Um dos interesses de pesquisa de Medzhitov é entender os diferentes tipos de inflamação. Existem três tipos de problemas, diz ele, que podem causar inflamação - perda de estrutura, função e regulação.

Cada tipo de problema pode induzir uma resposta inflamatória, mas os tipos de resposta variam. Se um sistema tiver problemas com a regulação, sua função e estrutura podem permanecer intactas. Por outro lado, se o sistema sofrer perda de estrutura, todas as três categorias serão afetadas. Em outras palavras, um sistema biológico pode ser pensado como um smartphone, diz Medzhitov. Se o telefone sofrer perda de regulagem, como o usuário não conseguir controlar o volume ou o brilho, ainda é possível que o telefone permaneça intacto e funcione. No entanto, se o telefone quebra e perde sua estrutura, ele também perde sua função e regulação, incluindo a capacidade de alterar o volume ou brilho.

As três formas exibem uma relação importante, na qual a estrutura fornece função e a função possibilita a regulação. A perda de estrutura envolve lesão do tecido, enquanto a perda de função pode ser desencadeada pela perda de estrutura ou por alérgenos, toxinas ambientais ou parasitas.
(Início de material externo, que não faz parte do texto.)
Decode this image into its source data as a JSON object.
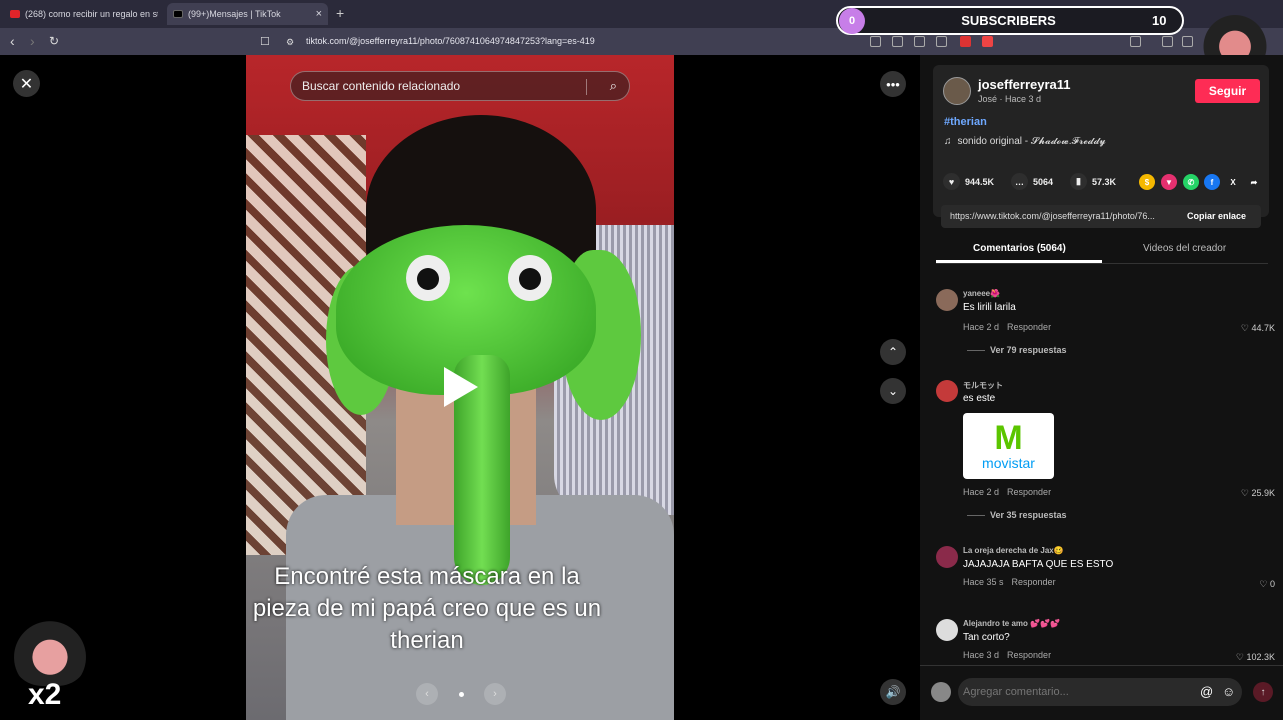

Finalmente, o desvio da homeostase causa perda de regulação. O desvio homeostático pode ser resultado da perda de estrutura ou função ou pode ocorrer quando um sistema biológico passa por outras ameaças, como fome, desidratação ou hipotermia.
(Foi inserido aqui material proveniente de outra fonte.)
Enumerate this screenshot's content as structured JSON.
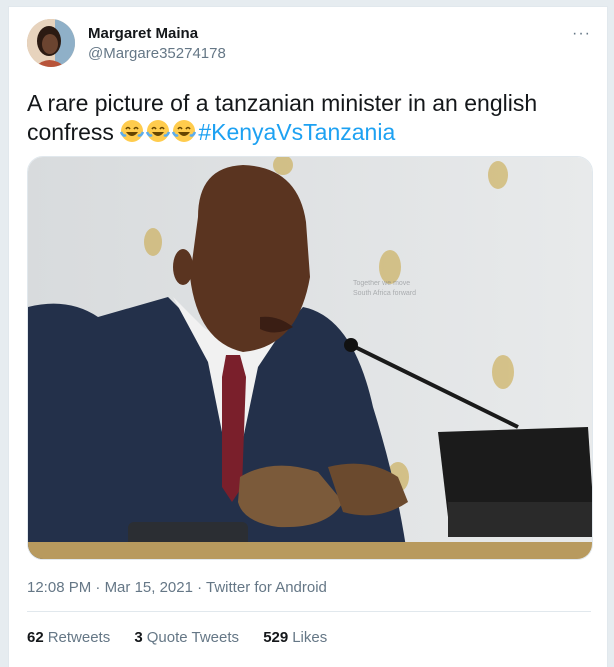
{
  "user": {
    "display_name": "Margaret Maina",
    "handle": "@Margare35274178",
    "avatar_icon": "profile-avatar"
  },
  "menu": {
    "more_label": "···"
  },
  "tweet": {
    "text": "A rare picture of a tanzanian minister in an english confress ",
    "emojis": [
      "face-with-tears-of-joy",
      "face-with-tears-of-joy",
      "face-with-tears-of-joy"
    ],
    "hashtag": "#KenyaVsTanzania"
  },
  "media": {
    "seal_labels": [
      "Together we move",
      "South Africa forward"
    ]
  },
  "meta": {
    "time": "12:08 PM",
    "separator": " · ",
    "date": "Mar 15, 2021",
    "source": "Twitter for Android"
  },
  "stats": {
    "retweets_count": "62",
    "retweets_label": "Retweets",
    "quotes_count": "3",
    "quotes_label": "Quote Tweets",
    "likes_count": "529",
    "likes_label": "Likes"
  },
  "colors": {
    "accent": "#1da1f2",
    "text": "#14171a",
    "secondary": "#657786",
    "border": "#e1e8ed"
  }
}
“Todos os três tipos de problemas que são fundamentalmente possíveis para qualquer sistema levam à inflamação, mas o tipo de inflamação tradicionalmente estudado tem a ver com o tipo de problema mais evidente, que é a perda de estrutura”, diz ele. “Mas eu acho que também há respostas inflamatórias associadas à perda de função e regulação.” Além disso, ele escreve no artigo, as respostas inflamatórias a uma forma de perturbação podem colidir com as respostas a uma das outras.

"Estou principalmente interessado em construir uma estrutura conceitual que seja mais ampla do que a visão clássica da inflamação, que é correta, mas não completa."


Ruslan Medzhitov, PhD

Esse raciocínio, ele continua, explicaria por que a inflamação ocorre em casos de obesidade ou envelhecimento na ausência de infecção. Ele pede mais pesquisas que investiguem o papel da inflamação na manutenção da integridade estrutural, funcional e regulatória dos sistemas biológicos.
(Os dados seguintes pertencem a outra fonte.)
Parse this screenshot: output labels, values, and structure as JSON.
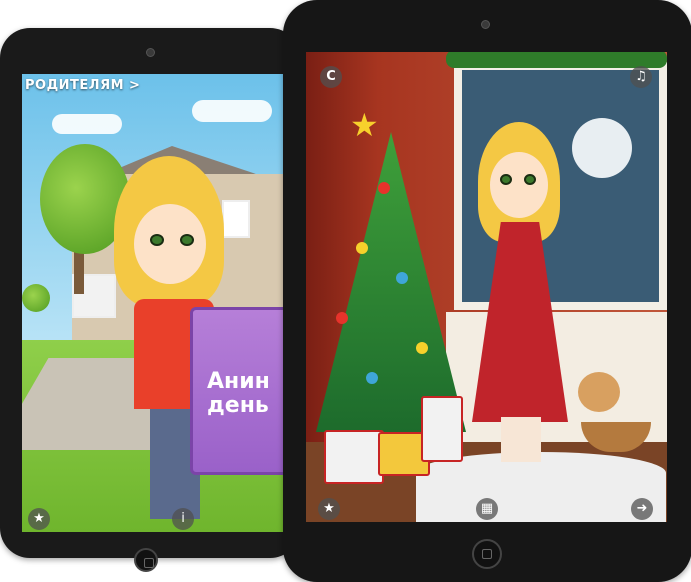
{
  "back_screen": {
    "parents_link": "РОДИТЕЛЯМ >",
    "book_title": "Анин\nдень",
    "star_button_icon": "star-icon",
    "info_button_icon": "info-icon"
  },
  "front_screen": {
    "restart_button_label": "C",
    "music_button_icon": "music-note-icon",
    "star_button_icon": "star-icon",
    "grid_button_icon": "grid-icon",
    "next_button_icon": "arrow-right-icon"
  },
  "colors": {
    "tablet_bezel": "#161616",
    "sky": "#6cc1ea",
    "grass": "#7fc23c",
    "book": "#a46bd0",
    "wall_red": "#a73520",
    "dress_red": "#c0242b"
  }
}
A inflamação impulsiona, ou pelo menos perpetua, quase todas as doenças humanas. E COVID-19, diz Medzhitov, é um lembrete importante de que a inflamação pode ter implicações fatais - a maioria das mortes de COVID foram devido à inflamação causada pela infecção viral.

“Nossa compreensão da biologia seria incompleta sem aprender como ela está associada à inflamação”, diz Medzhitov.